Em um ofício a Celso de Mello há duas semanas, a delegada informou que as “investigações se encontram em estágio avançado” e que, por isso, a oitiva de Bolsonaro deveria ser realizada “nos próximos dias”. Ainda não há data para o depoimento do presidente, nem definição sobre o formato, se presencial ou por escrito. O Código de Processo Penal prevê que presidente da República, vice-presidente e os presidentes da Câmara dos Deputados e do Senado têm prerrogativa de depor por escrito quando arrolados como testemunhas. Não há definição no código a respeito de depoimentos na condição de investigado, como é o caso de Jair Bolsonaro.

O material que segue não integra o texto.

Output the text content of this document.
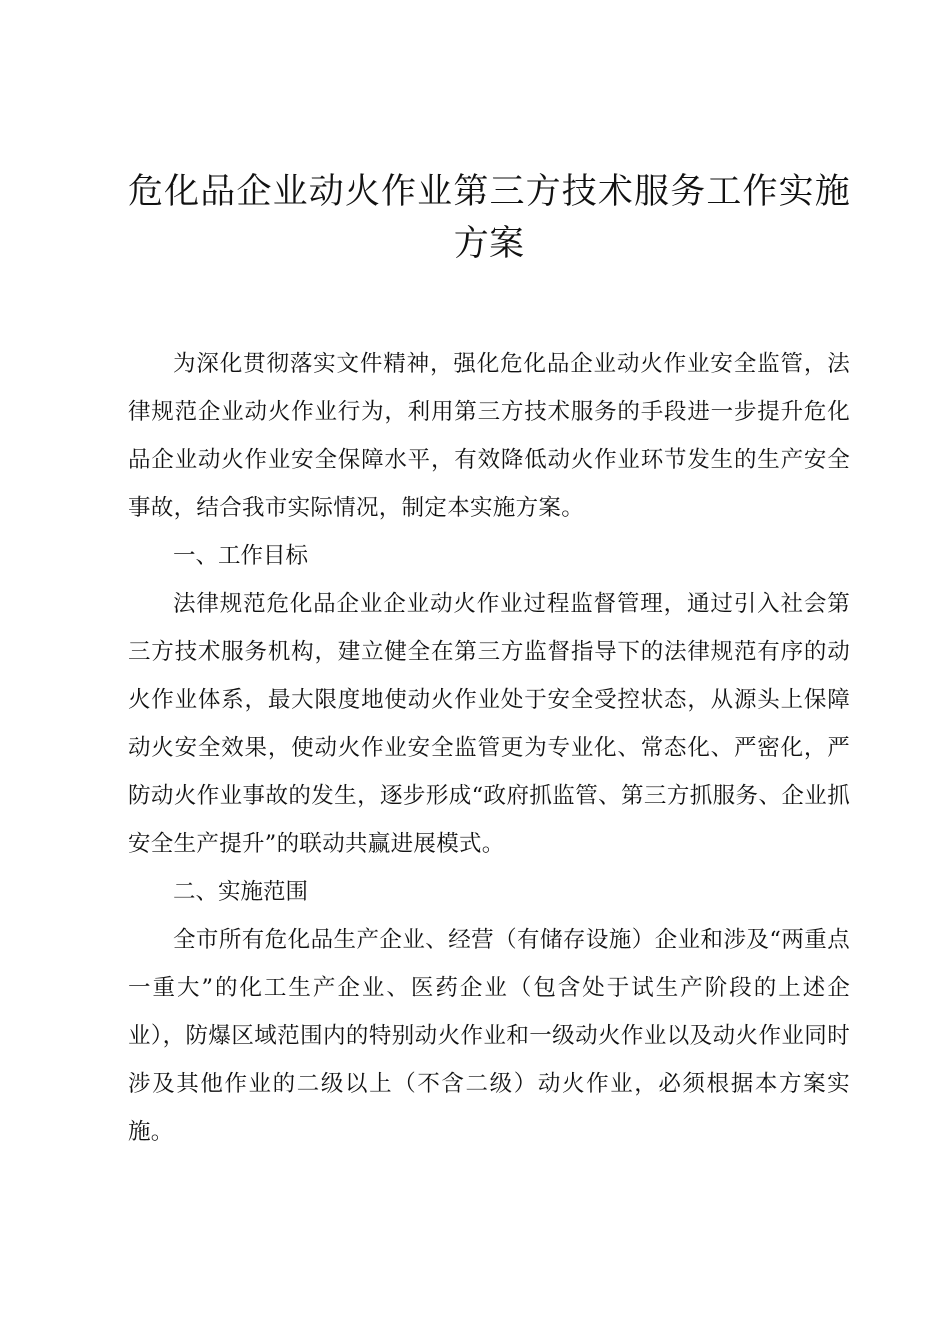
危化品企业动火作业第三方技术服务工作实施方案

为深化贯彻落实文件精神，强化危化品企业动火作业安全监管，法律规范企业动火作业行为，利用第三方技术服务的手段进一步提升危化品企业动火作业安全保障水平，有效降低动火作业环节发生的生产安全事故，结合我市实际情况，制定本实施方案。

一、工作目标

法律规范危化品企业企业动火作业过程监督管理，通过引入社会第三方技术服务机构，建立健全在第三方监督指导下的法律规范有序的动火作业体系，最大限度地使动火作业处于安全受控状态，从源头上保障动火安全效果，使动火作业安全监管更为专业化、常态化、严密化，严防动火作业事故的发生，逐步形成“政府抓监管、第三方抓服务、企业抓安全生产提升”的联动共赢进展模式。

二、实施范围

全市所有危化品生产企业、经营（有储存设施）企业和涉及“两重点一重大”的化工生产企业、医药企业（包含处于试生产阶段的上述企业），防爆区域范围内的特别动火作业和一级动火作业以及动火作业同时涉及其他作业的二级以上（不含二级）动火作业，必须根据本方案实施。
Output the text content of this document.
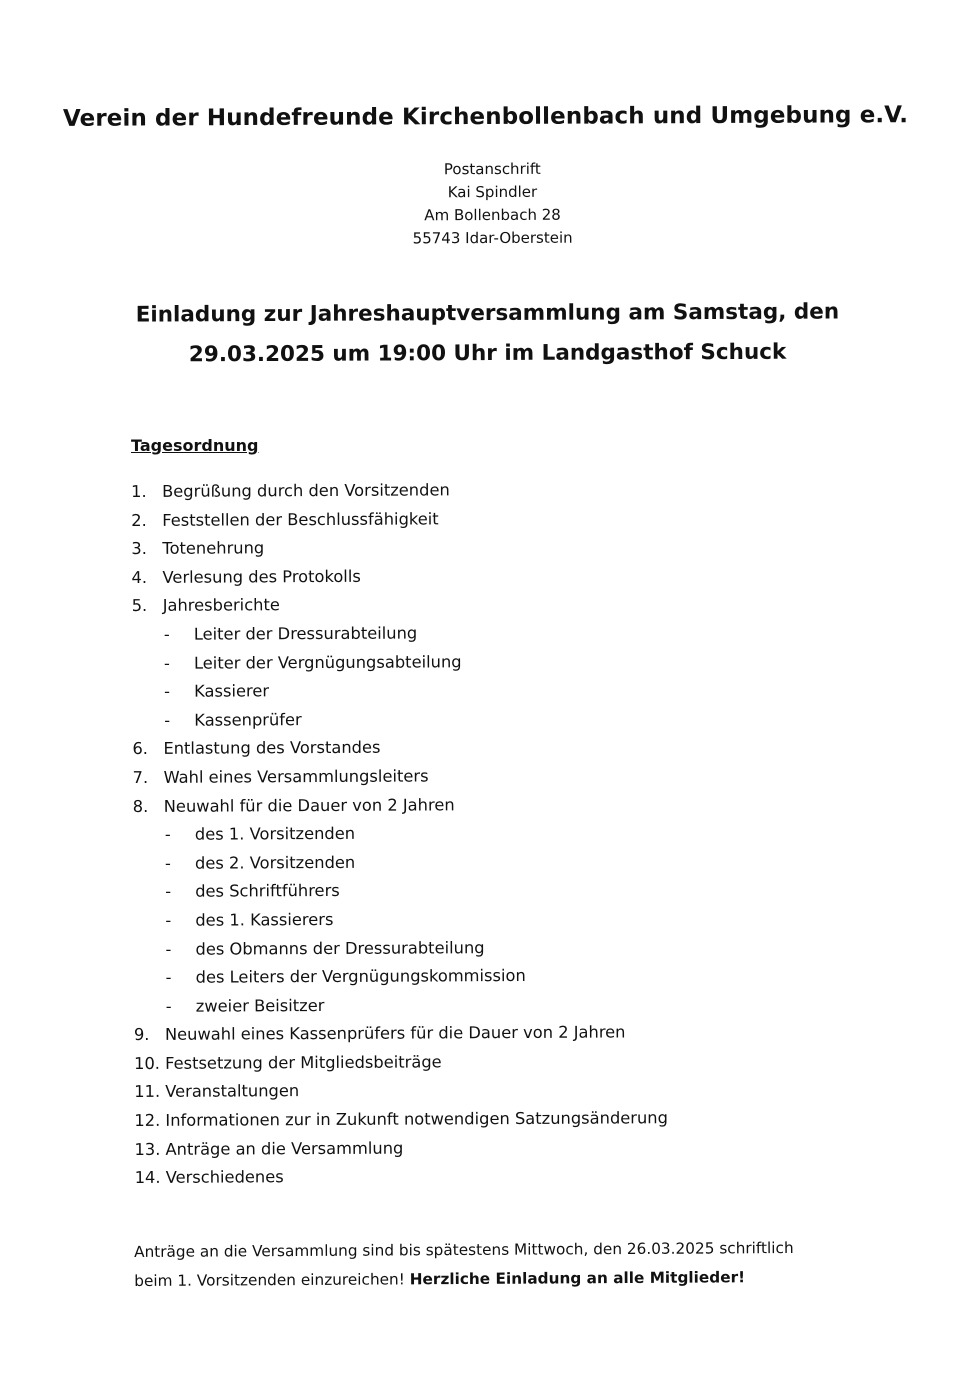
Verein der Hundefreunde Kirchenbollenbach und Umgebung e.V.
Postanschrift
Kai Spindler
Am Bollenbach 28
55743 Idar-Oberstein
Einladung zur Jahreshauptversammlung am Samstag, den
29.03.2025 um 19:00 Uhr im Landgasthof Schuck
Tagesordnung
1. Begrüßung durch den Vorsitzenden
2. Feststellen der Beschlussfähigkeit
3. Totenehrung
4. Verlesung des Protokolls
5. Jahresberichte
- Leiter der Dressurabteilung
- Leiter der Vergnügungsabteilung
- Kassierer
- Kassenprüfer
6. Entlastung des Vorstandes
7. Wahl eines Versammlungsleiters
8. Neuwahl für die Dauer von 2 Jahren
- des 1. Vorsitzenden
- des 2. Vorsitzenden
- des Schriftführers
- des 1. Kassierers
- des Obmanns der Dressurabteilung
- des Leiters der Vergnügungskommission
- zweier Beisitzer
9. Neuwahl eines Kassenprüfers für die Dauer von 2 Jahren
10. Festsetzung der Mitgliedsbeiträge
11. Veranstaltungen
12. Informationen zur in Zukunft notwendigen Satzungsänderung
13. Anträge an die Versammlung
14. Verschiedenes
Anträge an die Versammlung sind bis spätestens Mittwoch, den 26.03.2025 schriftlich
beim 1. Vorsitzenden einzureichen! Herzliche Einladung an alle Mitglieder!
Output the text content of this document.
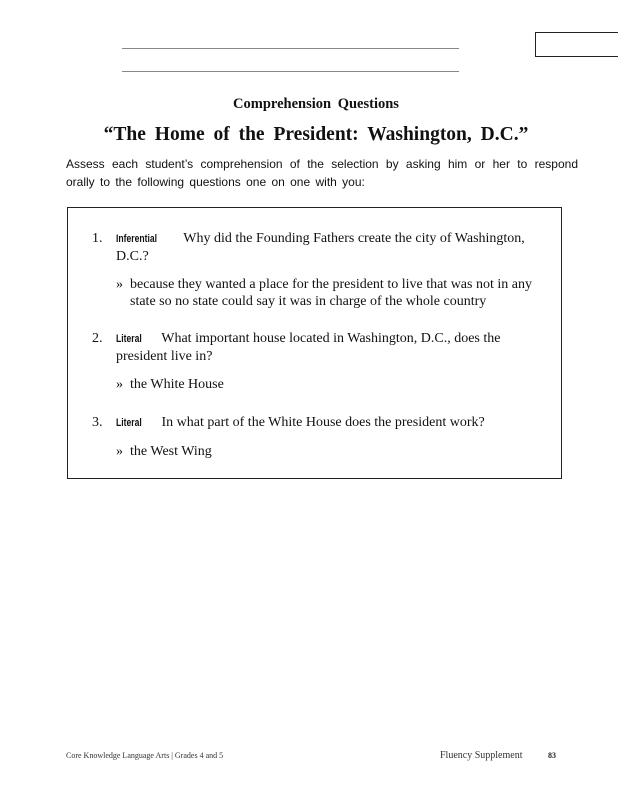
Comprehension Questions
“The Home of the President: Washington, D.C.”
Assess each student’s comprehension of the selection by asking him or her to respond orally to the following questions one on one with you:
1.	Inferential Why did the Founding Fathers create the city of Washington, D.C.?
» because they wanted a place for the president to live that was not in any state so no state could say it was in charge of the whole country
2.	Literal What important house located in Washington, D.C., does the president live in?
» the White House
3.	Literal In what part of the White House does the president work?
» the West Wing
Core Knowledge Language Arts | Grades 4 and 5	Fluency Supplement	83
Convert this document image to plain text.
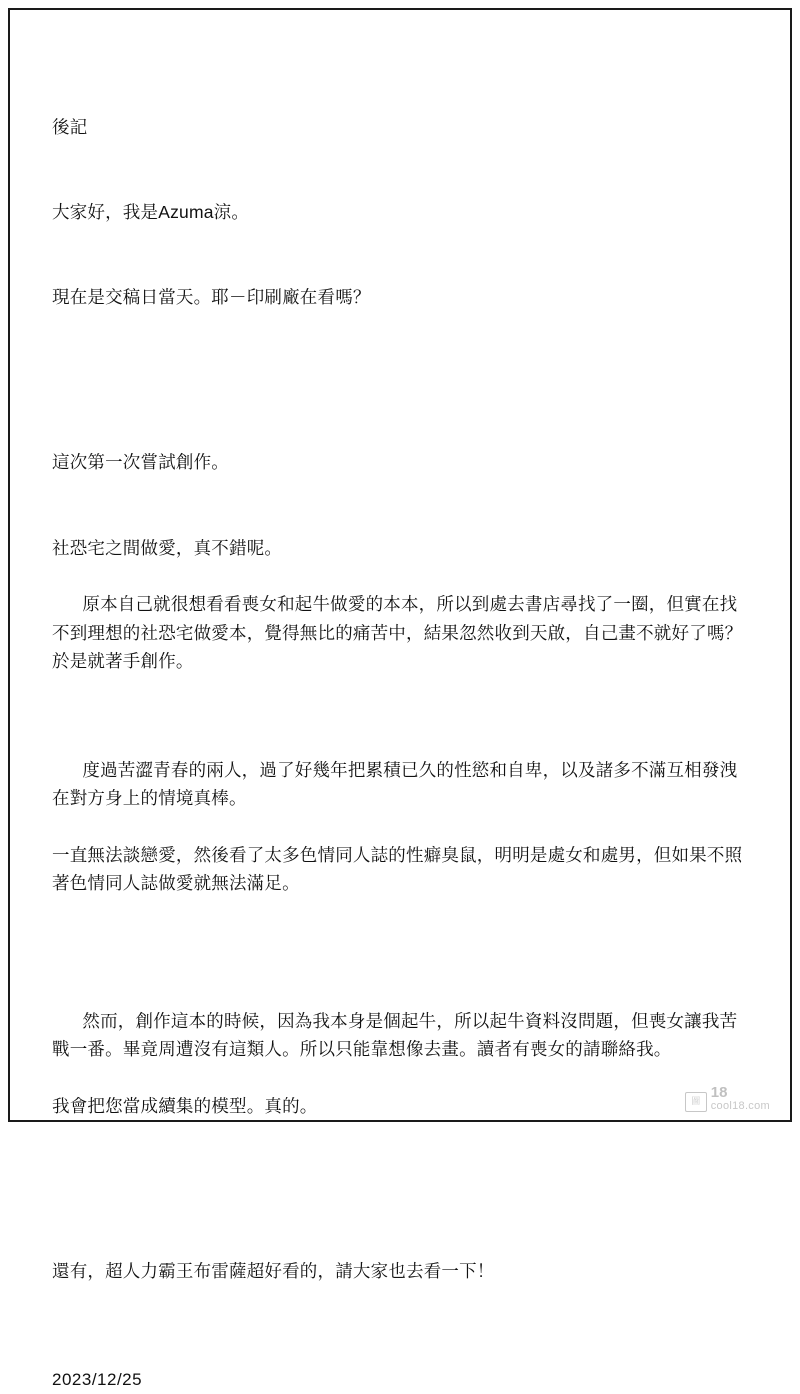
後記

大家好，我是Azuma涼。

現在是交稿日當天。耶－印刷廠在看嗎？

這次第一次嘗試創作。

社恐宅之間做愛，真不錯呢。

原本自己就很想看看喪女和起牛做愛的本本，所以到處去書店尋找了一圈，但實在找不到理想的社恐宅做愛本，覺得無比的痛苦中，結果忽然收到天啟，自己畫不就好了嗎？於是就著手創作。

度過苦澀青春的兩人，過了好幾年把累積已久的性慾和自卑，以及諸多不滿互相發洩在對方身上的情境真棒。

一直無法談戀愛，然後看了太多色情同人誌的性癖臭鼠，明明是處女和處男，但如果不照著色情同人誌做愛就無法滿足。

然而，創作這本的時候，因為我本身是個起牛，所以起牛資料沒問題，但喪女讓我苦戰一番。畢竟周遭沒有這類人。所以只能靠想像去畫。讀者有喪女的請聯絡我。

我會把您當成續集的模型。真的。

還有，超人力霸王布雷薩超好看的，請大家也去看一下！

2023/12/25

圖
18
cool18.com
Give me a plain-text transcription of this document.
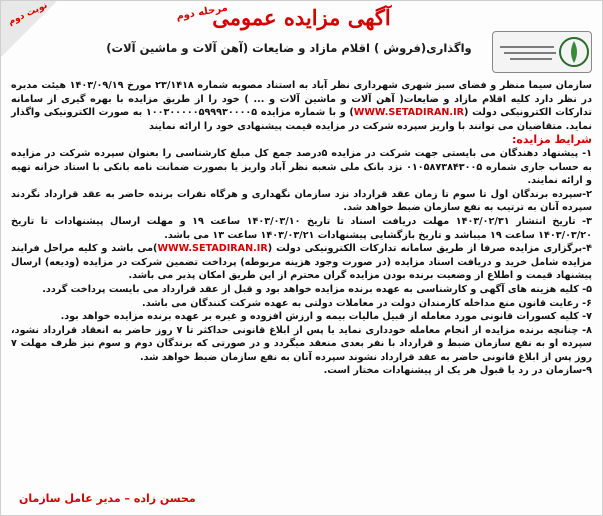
نوبت دوم	مرحله دوم
آگهی مزایده عمومی
واگذاری(فروش ) اقلام مازاد و ضایعات (آهن آلات و ماشین آلات)

سازمان سیما منظر و فضای سبز شهری شهرداری نظر آباد به استناد مصوبه شماره ۲۳/۱۴۱۸ مورخ ۱۴۰۳/۰۹/۱۹ هیئت مدیره در نظر دارد کلیه اقلام مازاد و ضایعات( آهن آلات و ماشین آلات و ... ) خود را از طریق مزایده با بهره گیری از سامانه تدارکات الکترونیکی دولت (WWW.SETADIRAN.IR) و با شماره مزایده ۱۰۰۳۰۰۰۰۰۵۹۹۹۳۰۰۰۰۵ به صورت الکترونیکی واگذار نماید. متقاضیان می توانند با واریز سپرده شرکت در مزایده قیمت پیشنهادی خود را ارائه نمایند

شرایط مزایده:

۱- پیشنهاد دهندگان می بایستی جهت شرکت در مزایده ۵درصد جمع کل مبلغ کارشناسی را بعنوان سپرده شرکت در مزایده به حساب جاری شماره ۰۱۰۵۸۷۳۸۴۳۰۰۵ نزد بانک ملی شعبه نظر آباد واریز یا بصورت ضمانت نامه بانکی با استاد خزانه تهیه و ارائه نمایند.

۲-سپرده برندگان اول تا سوم تا زمان عقد قرارداد نزد سازمان نگهداری و هرگاه نفرات برنده حاضر به عقد قرارداد نگردند سپرده آنان به ترتیب به نفع سازمان ضبط خواهد شد.

۳- تاریخ انتشار ۱۴۰۳/۰۲/۳۱ مهلت دریافت اسناد تا تاریخ ۱۴۰۳/۰۳/۱۰ ساعت ۱۹ و مهلت ارسال پیشنهادات تا تاریخ ۱۴۰۳/۰۳/۲۰ ساعت ۱۹ میباشد و تاریخ بازگشایی پیشنهادات ۱۴۰۳/۰۳/۲۱ ساعت ۱۳ می باشد.

۴-برگزاری مزایده صرفا از طریق سامانه تدارکات الکترونیکی دولت (WWW.SETADIRAN.IR)می باشد و کلیه مراحل فرایند مزایده شامل خرید و دریافت اسناد مزایده (در صورت وجود هزینه مربوطه) پرداخت تضمین شرکت در مزایده (ودیعه) ارسال پیشنهاد قیمت و اطلاع از وضعیت برنده بودن مزایده گران محترم از این طریق امکان پذیر می باشد.

۵- کلیه هزینه های آگهی و کارشناسی به عهده برنده مزایده خواهد بود و قبل از عقد قرارداد می بایست پرداخت گردد.

۶- رعایت قانون منع مداخله کارمندان دولت در معاملات دولتی به عهده شرکت کنندگان می باشد.

۷- کلیه کسورات قانونی مورد معامله از قبیل مالیات بیمه و ارزش افزوده و غیره بر عهده برنده مزایده خواهد بود.

۸- چنانچه برنده مزایده از انجام معامله خودداری نماید یا پس از ابلاغ قانونی حداکثر تا ۷ روز حاضر به انعقاد قرارداد نشود، سپرده او به نفع سازمان ضبط و قرارداد با نفر بعدی منعقد میگردد و در صورتی که برندگان دوم و سوم نیز ظرف مهلت ۷ روز پس از ابلاغ قانونی حاضر به عقد قرارداد نشوند سپرده آنان به نفع سازمان ضبط خواهد شد.

۹-سازمان در رد یا قبول هر یک از پیشنهادات مختار است.

محسن زاده – مدیر عامل سازمان
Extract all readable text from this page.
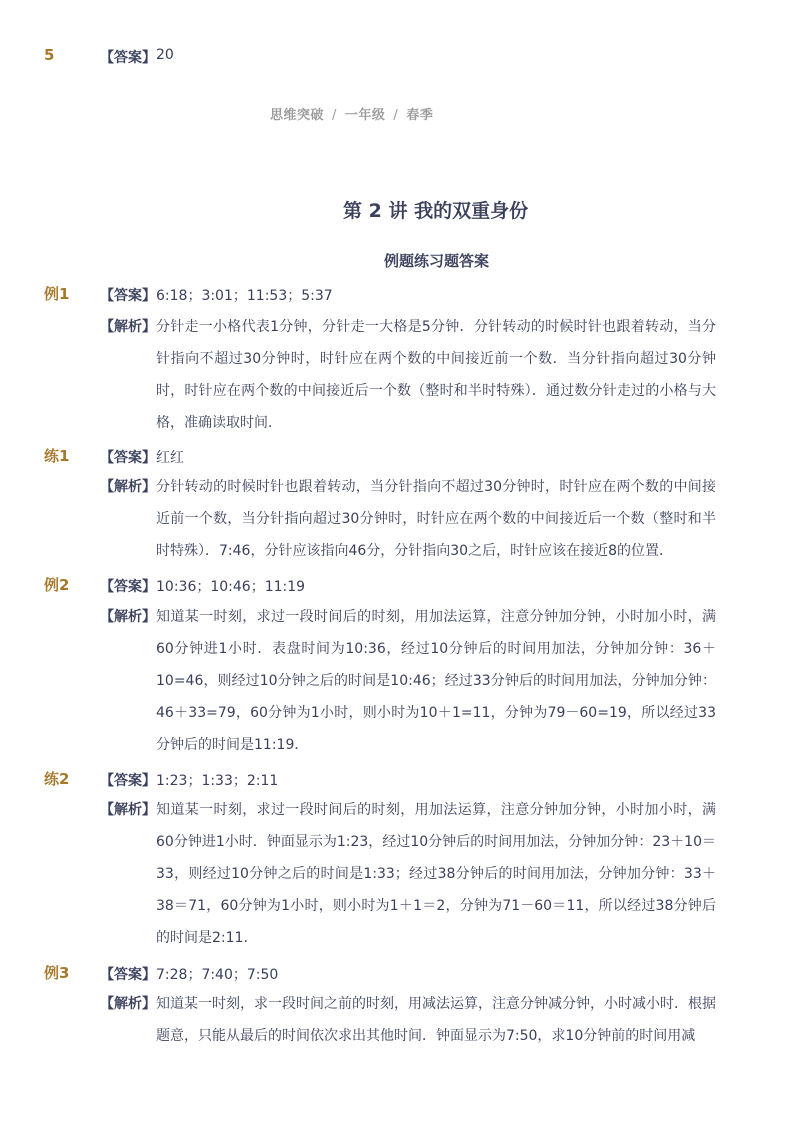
5	【答案】 20
思维突破 / 一年级 / 春季
第 2 讲 我的双重身份
例题练习题答案
例1 【答案】 6:18；3:01；11:53；5:37
【解析】 分针走一小格代表1分钟，分针走一大格是5分钟．分针转动的时候时针也跟着转动，当分针指向不超过30分钟时，时针应在两个数的中间接近前一个数．当分针指向超过30分钟时，时针应在两个数的中间接近后一个数（整时和半时特殊）．通过数分针走过的小格与大格，准确读取时间．
练1 【答案】 红红
【解析】 分针转动的时候时针也跟着转动，当分针指向不超过30分钟时，时针应在两个数的中间接近前一个数，当分针指向超过30分钟时，时针应在两个数的中间接近后一个数（整时和半时特殊）．7:46，分针应该指向46分，分针指向30之后，时针应该在接近8的位置．
例2 【答案】 10:36；10:46；11:19
【解析】 知道某一时刻，求过一段时间后的时刻，用加法运算，注意分钟加分钟，小时加小时，满60分钟进1小时．表盘时间为10:36，经过10分钟后的时间用加法，分钟加分钟：36＋10=46，则经过10分钟之后的时间是10:46；经过33分钟后的时间用加法，分钟加分钟：46＋33=79，60分钟为1小时，则小时为10＋1=11，分钟为79－60=19，所以经过33分钟后的时间是11:19．
练2 【答案】 1:23；1:33；2:11
【解析】 知道某一时刻，求过一段时间后的时刻，用加法运算，注意分钟加分钟，小时加小时，满60分钟进1小时．钟面显示为1:23，经过10分钟后的时间用加法，分钟加分钟：23＋10＝33，则经过10分钟之后的时间是1:33；经过38分钟后的时间用加法，分钟加分钟：33＋38＝71，60分钟为1小时，则小时为1＋1＝2，分钟为71－60＝11，所以经过38分钟后的时间是2:11．
例3 【答案】 7:28；7:40；7:50
【解析】 知道某一时刻，求一段时间之前的时刻，用减法运算，注意分钟减分钟，小时减小时．根据题意，只能从最后的时间依次求出其他时间．钟面显示为7:50，求10分钟前的时间用减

O inquérito foi aberto por Mello a pedido do procurador-geral da República, Augusto Aras, depois que o ex-ministro da Justiça e Segurança Pública Sergio Moro pediu demissão e acusou Bolsonaro de tentar interferir na corporação por meio das trocas do então diretor-geral, Maurício Leite Valeixo, e do superintendente da PF no Rio de Janeiro. Valeixo foi demitido à revelia de Moro, que pediu para deixar o cargo no mesmo dia.
Até o momento, a PF colheu depoimentos do ex-ministro e do ex-diretor-geral da PF, dos ministros Augusto Heleno (Gabinete de Segurança Institucional da Presidência), Luiz Eduardo Ramos (Secretaria de Governo) e Walter Braga Netto (Casa Civil), além da deputada federal Carla Zambelli (PSL-SP), do empresário Paulo Marinho, ex-aliado do presidente, e delegados da Polícia Federal.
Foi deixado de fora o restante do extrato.